We will be the ones who accepted responsibility for the pathetic, violent gun culture we created that killed those twenty precious kids or we will be the ones who denied our sins and always blamed somebody else for the horrors we have created.
We will be the ones who stood in unity to protect our children or we will be the ones who betrayed their future to our fears. And we will be the ones who supported The Second Amendment or we will be the ones who backed The NRA.
Because for far, far too long, The NRA has claimed an exclusive interpretation of The Second Amendment. They boast four million members, but three hundred and forty-six million Americans have a different interpretation.
And that one percent of the population will no longer dictate how the other ninety-nine percent of us live or think. Because we are not naive enough to think that guns, more guns, and even more guns — and putting guns in our schools — will solve the gun problem.
The debate is over. And the conversation has ended. The only question left concerning gun control is, How quickly and effectively can it be done?
We have seen the horrors of our sins, our very own culture of violence, visited upon our precious children.

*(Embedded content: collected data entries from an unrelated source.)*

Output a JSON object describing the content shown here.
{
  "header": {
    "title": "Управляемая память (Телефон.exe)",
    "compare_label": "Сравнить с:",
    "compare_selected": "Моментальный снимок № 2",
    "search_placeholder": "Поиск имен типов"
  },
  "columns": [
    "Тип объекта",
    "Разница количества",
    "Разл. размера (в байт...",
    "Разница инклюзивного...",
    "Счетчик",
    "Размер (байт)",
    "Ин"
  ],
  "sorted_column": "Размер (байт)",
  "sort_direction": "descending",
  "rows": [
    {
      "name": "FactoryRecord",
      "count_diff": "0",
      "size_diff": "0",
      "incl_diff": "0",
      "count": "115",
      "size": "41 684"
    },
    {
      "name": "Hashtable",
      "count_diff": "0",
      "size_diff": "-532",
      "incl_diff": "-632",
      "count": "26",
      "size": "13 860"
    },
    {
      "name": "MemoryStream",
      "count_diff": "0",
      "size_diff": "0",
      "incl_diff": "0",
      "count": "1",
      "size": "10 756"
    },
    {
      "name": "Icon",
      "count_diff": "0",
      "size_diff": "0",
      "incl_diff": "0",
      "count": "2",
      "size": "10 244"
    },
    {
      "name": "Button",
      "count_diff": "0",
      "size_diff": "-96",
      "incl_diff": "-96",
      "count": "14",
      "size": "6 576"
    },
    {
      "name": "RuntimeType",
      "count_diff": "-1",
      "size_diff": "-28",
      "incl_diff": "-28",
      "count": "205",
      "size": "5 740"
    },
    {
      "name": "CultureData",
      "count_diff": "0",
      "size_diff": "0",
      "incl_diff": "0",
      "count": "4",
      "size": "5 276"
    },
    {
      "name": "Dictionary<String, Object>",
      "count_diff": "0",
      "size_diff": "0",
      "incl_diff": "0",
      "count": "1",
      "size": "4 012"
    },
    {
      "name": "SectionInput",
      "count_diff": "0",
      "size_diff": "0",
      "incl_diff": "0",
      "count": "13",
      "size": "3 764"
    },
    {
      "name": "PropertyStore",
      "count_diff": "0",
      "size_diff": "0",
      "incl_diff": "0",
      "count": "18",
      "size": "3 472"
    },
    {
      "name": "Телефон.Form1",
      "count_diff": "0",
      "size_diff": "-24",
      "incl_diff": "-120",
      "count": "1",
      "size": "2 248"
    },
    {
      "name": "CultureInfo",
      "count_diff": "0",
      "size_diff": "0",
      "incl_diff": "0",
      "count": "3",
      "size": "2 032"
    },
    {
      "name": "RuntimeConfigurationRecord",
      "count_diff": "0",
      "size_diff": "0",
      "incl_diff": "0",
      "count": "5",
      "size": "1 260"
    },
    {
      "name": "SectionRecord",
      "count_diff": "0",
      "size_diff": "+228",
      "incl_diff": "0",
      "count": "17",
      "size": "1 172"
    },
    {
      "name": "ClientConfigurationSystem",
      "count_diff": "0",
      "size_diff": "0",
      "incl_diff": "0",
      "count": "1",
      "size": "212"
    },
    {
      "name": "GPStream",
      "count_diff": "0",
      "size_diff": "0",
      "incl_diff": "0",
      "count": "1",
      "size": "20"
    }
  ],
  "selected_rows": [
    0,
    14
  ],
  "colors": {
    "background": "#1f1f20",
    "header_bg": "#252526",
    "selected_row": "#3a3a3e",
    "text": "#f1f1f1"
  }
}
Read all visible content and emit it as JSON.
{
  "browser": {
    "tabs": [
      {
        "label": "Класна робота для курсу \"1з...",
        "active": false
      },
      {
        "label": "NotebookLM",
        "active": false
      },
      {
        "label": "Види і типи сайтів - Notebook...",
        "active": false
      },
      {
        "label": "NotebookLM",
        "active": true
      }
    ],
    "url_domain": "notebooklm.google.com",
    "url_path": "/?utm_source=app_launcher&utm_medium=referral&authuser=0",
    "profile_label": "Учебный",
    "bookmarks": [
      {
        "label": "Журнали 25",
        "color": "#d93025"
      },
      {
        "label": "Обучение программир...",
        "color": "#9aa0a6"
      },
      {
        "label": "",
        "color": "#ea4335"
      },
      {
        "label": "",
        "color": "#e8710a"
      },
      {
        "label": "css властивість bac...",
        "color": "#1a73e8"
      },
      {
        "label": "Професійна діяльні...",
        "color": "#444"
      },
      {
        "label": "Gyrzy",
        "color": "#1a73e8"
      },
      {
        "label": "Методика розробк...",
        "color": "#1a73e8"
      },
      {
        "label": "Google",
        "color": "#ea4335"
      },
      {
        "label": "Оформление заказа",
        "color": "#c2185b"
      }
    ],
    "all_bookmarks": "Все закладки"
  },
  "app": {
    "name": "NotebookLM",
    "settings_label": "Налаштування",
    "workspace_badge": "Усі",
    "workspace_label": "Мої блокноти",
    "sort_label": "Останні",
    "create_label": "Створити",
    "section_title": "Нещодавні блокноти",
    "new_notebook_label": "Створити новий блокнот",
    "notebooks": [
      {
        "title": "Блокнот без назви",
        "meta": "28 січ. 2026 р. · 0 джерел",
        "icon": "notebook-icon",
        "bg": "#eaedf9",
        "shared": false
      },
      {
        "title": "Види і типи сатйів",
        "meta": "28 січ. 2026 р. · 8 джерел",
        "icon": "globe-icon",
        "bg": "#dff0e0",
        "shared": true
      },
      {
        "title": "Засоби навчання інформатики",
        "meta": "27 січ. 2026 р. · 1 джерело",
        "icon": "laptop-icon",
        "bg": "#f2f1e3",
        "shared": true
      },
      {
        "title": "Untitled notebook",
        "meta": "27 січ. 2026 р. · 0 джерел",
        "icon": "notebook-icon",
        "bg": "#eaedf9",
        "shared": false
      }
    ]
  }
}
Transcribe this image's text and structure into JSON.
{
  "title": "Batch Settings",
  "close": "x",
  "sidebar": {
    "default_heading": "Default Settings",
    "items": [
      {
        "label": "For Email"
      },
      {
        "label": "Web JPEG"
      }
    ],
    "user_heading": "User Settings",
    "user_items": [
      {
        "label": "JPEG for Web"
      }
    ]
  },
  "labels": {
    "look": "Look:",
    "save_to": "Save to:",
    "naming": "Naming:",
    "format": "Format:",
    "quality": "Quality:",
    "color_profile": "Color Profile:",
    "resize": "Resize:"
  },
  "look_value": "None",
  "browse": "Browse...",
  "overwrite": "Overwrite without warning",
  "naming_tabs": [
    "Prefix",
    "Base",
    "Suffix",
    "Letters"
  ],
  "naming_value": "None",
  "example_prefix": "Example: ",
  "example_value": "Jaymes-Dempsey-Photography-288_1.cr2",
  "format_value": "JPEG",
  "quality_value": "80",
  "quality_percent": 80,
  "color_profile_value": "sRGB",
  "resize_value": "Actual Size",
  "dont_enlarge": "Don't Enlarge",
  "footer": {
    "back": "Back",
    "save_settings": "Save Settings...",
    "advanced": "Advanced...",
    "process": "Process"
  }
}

And this is a knowledge we cannot lose.
From this moment forward, every citizen of The United States bears the burden of, and shares the responsibility for, the massacres that take place on our soil.
Because we know. We know, and we have seen, our own evil. We must act, and responsibly so, in these most crucial hours. Our children, our only future, depend upon us to do it right and to get it done.
The Newtown Massacre proved it: America must, like my father, chose our children over our right to bear arms. We must put their innocence before our arrogance. No decent, loving parent would dare to disagree.